For years, one despised it, sniffed at its excesses, considered it utterly common. No longer. The whirlwind romance between the British royal family and the media reached a spectacular point last week with the news that Prince Edward, long-time bachelor and man of the theatre, has decided to marry his own spin-doctor.
Media and monarchy will meet in a literal embrace. One really couldn't be more chuffed.
Dour Downing Street mandarins must be awfully pleased at this helpful distraction from their government's travails. Even the briefest glance at Sophie as she flashed her ring to camera on the news reports should reassure the public royal marriage will finally reclaim its special fragrance.
And with the Millennium Dome so dismally failing to engage the public imagination with a sense of occasion, what better storyline than the standard soap opera fall-back of a sun-drenched, "high-society" summer wedding - just as focus group reports apparently confirmed the public was getting tired of such a long-running courtship.
Marrying your spin-doctor is not so daft as it sounds. As wife to Queen Elizabeth's youngest child, public relations consultant Sophie RhysJones will prevent one putting one's foot in it through unhelpful Fergie-style adventures like It's a Royal Knock Out. Gender apart, it is almost as if Tony Blair woke up in the marital bed of Peter Mandelson, or David Trimble in the embrace of Eoghan Harris.
While Irish people hold their breaths to catch the latest twists in the should-they-or-shouldn't they speculations about Bertie and Celia, the Edward-and-Sophie saga hardly counts as primetime news. The royal romance is essentially a story of survival, an example of how a failing institution can dramatically bring itself up to speed.
The Bertie and Celia speculation, by contrast, owes more to the image of a 78 RPM record now past its sell-by date, with the same old arguments scratching out the voices of the past.
To marry or not to marry is hardly the question, or at least not on those terms. At stake are the feeble last gasps of that tiresome contest for the soul of old Ireland.
The age of tribunals may be grinding to a close, but up for grabs remains the place and role of traditional viewpoints in a time when pluralism is embraced, if not yet fully valued, by the rest of us.

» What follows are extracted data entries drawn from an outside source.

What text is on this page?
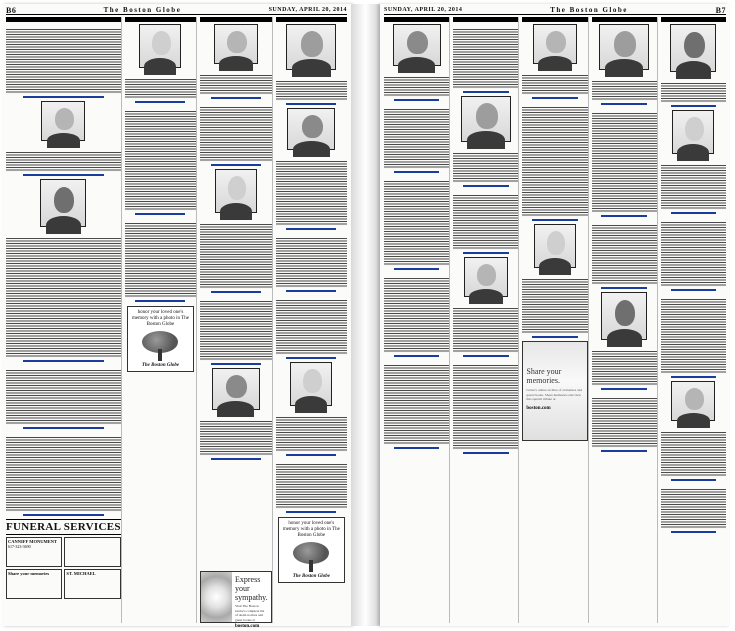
B6	The Boston Globe	SUNDAY, APRIL 20, 2014
FUNERAL SERVICES
CANNIFF MONUMENT
617-323-3690
Share your memories	ST. MICHAEL
honor your loved one's memory with a photo in The Boston Globe
The Boston Globe
Express your sympathy.
Visit The Boston Globe's complete list of death notices and guest books at
boston.com
honor your loved one's memory with a photo in The Boston Globe
The Boston Globe
SUNDAY, APRIL 20, 2014	The Boston Globe	B7
Share your memories.
Globe's online archive of obituaries and guest books. Share memories and view this special tribute at
boston.com
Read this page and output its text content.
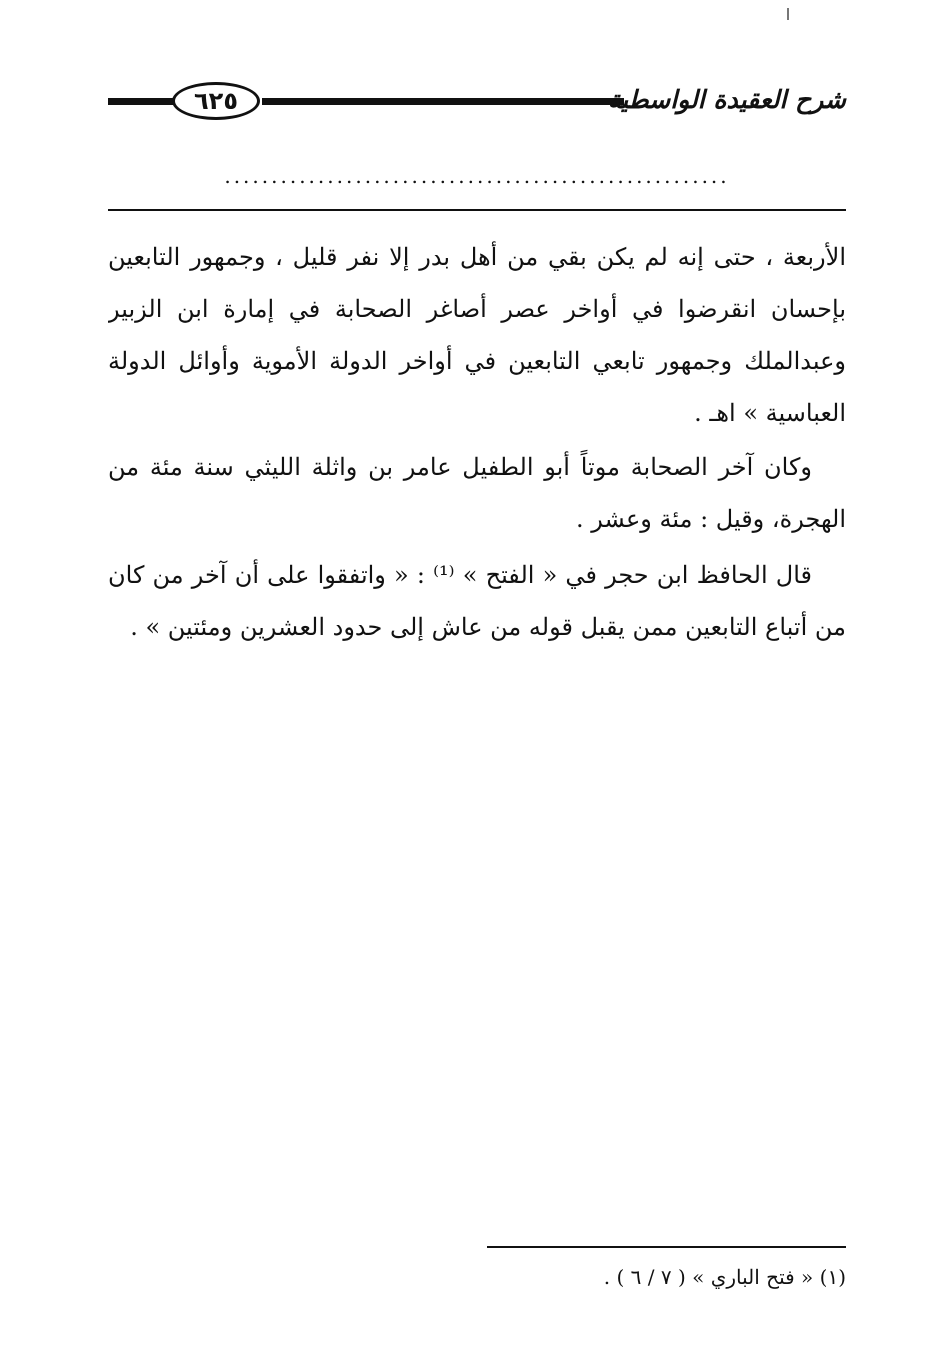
٦٢٥	شرح العقيدة الواسطية
......................................................
الأربعة ، حتى إنه لم يكن بقي من أهل بدر إلا نفر قليل ، وجمهور التابعين
بإحسان انقرضوا في أواخر عصر أصاغر الصحابة في إمارة ابن الزبير
وعبدالملك وجمهور تابعي التابعين في أواخر الدولة الأموية وأوائل الدولة
العباسية » اهـ .
وكان آخر الصحابة موتاً أبو الطفيل عامر بن واثلة الليثي سنة مئة من
الهجرة، وقيل : مئة وعشر .
قال الحافظ ابن حجر في « الفتح » ⁽¹⁾ : « واتفقوا على أن آخر من كان
من أتباع التابعين ممن يقبل قوله من عاش إلى حدود العشرين ومئتين » .
(١) « فتح الباري » ( ٧ / ٦ ) .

The remarkable parallel drawn on this page by Dr Noreen O'Carroll, a lecturer in the Jesuit college at Milltown, Dublin, between the private life of Mr Ahern and that of former president of the Law Reform Commission and former judge Mr Rory O'Hanlon is a case in point. An unlikely parallel, by any standards - Ahern the northsider-turned-Taoiseach; O'Hanlon, the legal aristocrat with a distinguished record of public service.
Mr O'Hanlon, she argued, was sacked as president of the commission for being a Christian, and specifically for being a member of Opus Dei. It was a fetching spin. According to Dr O'Carroll, both men could be seen to have "politically incorrect" private lives. So why penalise one and not the other?
Persuasive to be sure, apart from the facts.
Reports at the time in 1992 indicated that Mr O'Hanlon was in fact removed from his position for making comments in favour of further constitutional exclusion of abortion while president of the commission, and for expressing his concern while still president that the then-forthcoming Maastricht Treaty might admit abortion to Ireland by another means.
There is no secret society of separated or divorced people who cohabit (as the old phrase quaintly has it) with other people, and use questionable means to persuade the rest of us to do likewise.
But there is a secretive organisation called Opus Dei whose structure and methodology is a legitimate object of concern to many people, in Ireland and abroad, within and outside of the Roman Catholic Church.
Mick Peelo's recent report on Opus Dei for RTE's Would You Believe confirmed that concern by picturing a society where transparency was alien.
Tales of self-flagellation and ritual punishment were supported by first-hand accounts of induction techniques which sounded, to me at least, suspiciously like brain-washing. The kindest conclusion you could draw was that pluralism did not belong to its code of conduct.
At any rate, political correctness is fast becoming another old voice - it is increasingly correct to be somewhat incorrect, once you remain respectfully so.
The problem is one of image rather than substance. The political process now gives an undue priority to focus groups of selected voters who set the agenda for the spin-doctors. And therein lies the rub for Bertie and Celia.
The consensus so far is that Mr Ahern and Ms Larkin's status is their own business. But spins have a life of their own. British focus groups reportedly found the public were getting tired of so long a courtship between Edward and Sophie.
Five years walking out together is considered to be a long time.
When image is all, or nearly so, what public figure can afford to become boring? That logic, rather than the charges of former moral guardians, could end up forcing the couple's hand.
Rather than let the story eventually turn Mr Ahern's poll-topping popularity into a charisma deficit as worrying as that of an opposition leader, or expose him to charges of being a dawdler, Mr Ahern and Ms Larkin may simply have to get married.
There are difficulties with this position, not least the unchallenged assumption that, if asked, Ms Larkin would say "yes". But faced with the electoral advantages of a millennium wedding destined to catch the public imagination, how could she really say "no"?